– Quase todos dependem integralmente dos pagamentos que vêm da Alemanha. Nossos companheiros ou estão aposentados ou largaram tudo para nos ajudar nas tarefas diárias. Sem essa pensão, não temos como viver de maneira digna – garante Luis Carlos Silva dos Santos, 58 anos, morador de Porto Alegre que desde 1976 recebe a indenização.
O pagamento está ameaçado, conforme correspondência recebida pelos beneficiados. Depois que o comunicado enviado em alemão chegou à casa da também vítima Maria da Graça Moraes dos Santos, 57 anos, e ela identificou seu conteúdo, logo informou aos amigos que são também vítimas do uso do medicamento durante a gestação de suas mães. Nos dias que se sucederam, eles foram vendo chegar a carta em suas casas. O prazo informado para uma manifestação dava a todos menos de duas semanas para preparar a documentação em sua defesa e enviar uma resposta à fundação – em alemão.

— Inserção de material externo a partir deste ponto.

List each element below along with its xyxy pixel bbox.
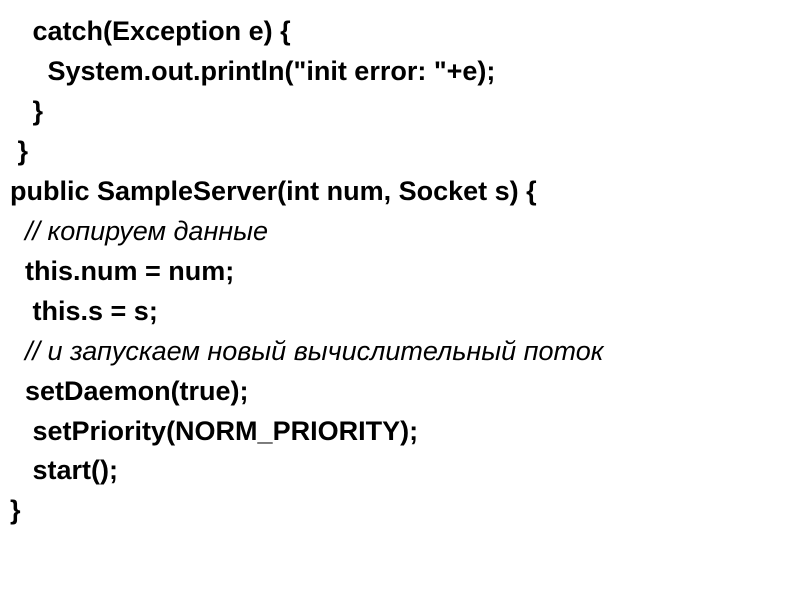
code-text: public SampleServer(int num, Socket s) { (10, 176, 537, 206)
code-text: this.num = num; (25, 256, 234, 286)
code-indent (10, 16, 33, 46)
code-indent (10, 416, 33, 446)
code-indent (10, 216, 25, 246)
code-line: this.num = num; (10, 252, 790, 292)
code-text: start(); (33, 455, 119, 485)
code-line: System.out.println("init error: "+e); (10, 52, 790, 92)
code-line: } (10, 132, 790, 172)
code-indent (10, 455, 33, 485)
code-text: // копируем данные (25, 216, 268, 246)
code-line: public SampleServer(int num, Socket s) { (10, 172, 790, 212)
code-text: this.s = s; (33, 296, 158, 326)
code-line: setPriority(NORM_PRIORITY); (10, 412, 790, 452)
code-text: setDaemon(true); (25, 376, 249, 406)
code-line: catch(Exception e) { (10, 12, 790, 52)
code-indent (10, 296, 33, 326)
code-comment: // и запускаем новый вычислительный пото… (10, 332, 790, 372)
code-line: } (10, 92, 790, 132)
code-comment: // копируем данные (10, 212, 790, 252)
code-indent (10, 256, 25, 286)
code-text: System.out.println("init error: "+e); (48, 56, 496, 86)
code-line: start(); (10, 451, 790, 491)
code-block: catch(Exception e) { System.out.println(… (10, 12, 790, 531)
code-text: setPriority(NORM_PRIORITY); (33, 416, 419, 446)
code-indent (10, 56, 48, 86)
code-text: } (33, 96, 44, 126)
code-text: } (10, 495, 21, 525)
code-indent (10, 96, 33, 126)
code-text: catch(Exception e) { (33, 16, 291, 46)
code-indent (10, 136, 18, 166)
code-line: setDaemon(true); (10, 372, 790, 412)
code-line: this.s = s; (10, 292, 790, 332)
code-text: } (18, 136, 29, 166)
code-indent (10, 336, 25, 366)
code-indent (10, 376, 25, 406)
code-text: // и запускаем новый вычислительный пото… (25, 336, 603, 366)
code-line: } (10, 491, 790, 531)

– Foi o maior susto das nossas vidas. Eu me apavorei. Procurei falar com conhecidos nossos na Alemanha, inclusive um conselheiro dessa fundação, para entender se era verdade. E, infelizmente, era – lamenta Maria da Graça.
Para o advogado Christian Hageböck, que representa 24 vítimas da talidomida no Brasil – a maioria delas em Porto Alegre –, a fundação comete uma série de injustiças ao cobrar que essas pessoas se manifestem: enviou a carta somente em alemão, contrariando a Convenção sobre os Direitos das Pessoas com Deficiência, adotada pela Organização das Nações Unidas (ONU) em 2006 e incorporada à legislação brasileira em 2008; exime de responsabilidade a Grünenthal ao afirmar que o medicamento produzido pelo Instituto Pinheiros não tem relação com a farmacêutica alemã; afirma desconhecer documentos que comprovem um contrato firmado entre Grünenthal e Instituto Pinheiros.
– Não há qualquer decisão judicial favorável a isso, a fundação decidiu, sozinha, cancelar o pagamento. Querem deixar essas pessoas completamente na mão, sem eira nem beira. Elas vão viver do quê? – questiona o advogado.
Paula Vargas, 57 anos, é uma pediatra reconhecida no Brasil. Especializada em endocrinologia pediátrica, realiza diagnósticos pré-natal que ajudam as famílias a entender as condições de saúde da mãe e do bebê. Paula é, também, uma vítima da talidomida: nos estágios iniciais da gravidez, sua mãe tomou o sedativo divulgado como quase “milagroso” entre o final da década de 1950 e o início dos anos 1960. Bastaram três comprimidos para os efeitos adversos marcarem a vida da hoje médica para sempre.
Paula VargasAndré Ávila / Agencia RBS
Quando Paula tinha 12 anos, sua mãe recebeu uma correspondência da Alemanha reconhecendo a menina como vítima da talidomida e garantindo a ela uma pensão mensal vitalícia. No final de outubro, a carta recebida teve efeito contrário.
– Fui avaliada por médicos da própria fundação quando tive a autorização para receber essa pensão. Conto com isso há muito tempo, e esperava contar até o fim. E, agora, surge isso. Mas estamos nos mobilizando, e o próprio Parlamento alemão já está questionando o Ministério da Família sobre essa correspondência, o que pode ser levado inclusive para o Parlamento Europeu, porque afeta outros países – explica a médica.
Depois de se informar sobre o conteúdo da carta em que a fundação cobrava manifestação dos beneficiários, se quisessem manter a pensão, Paula entendeu que não era preciso envolver advogados no caso. Mantendo contato periódico com a instituição e com outras vítimas no Brasil e no Exterior, ela interpreta a correspondência como uma espécie de consulta pública.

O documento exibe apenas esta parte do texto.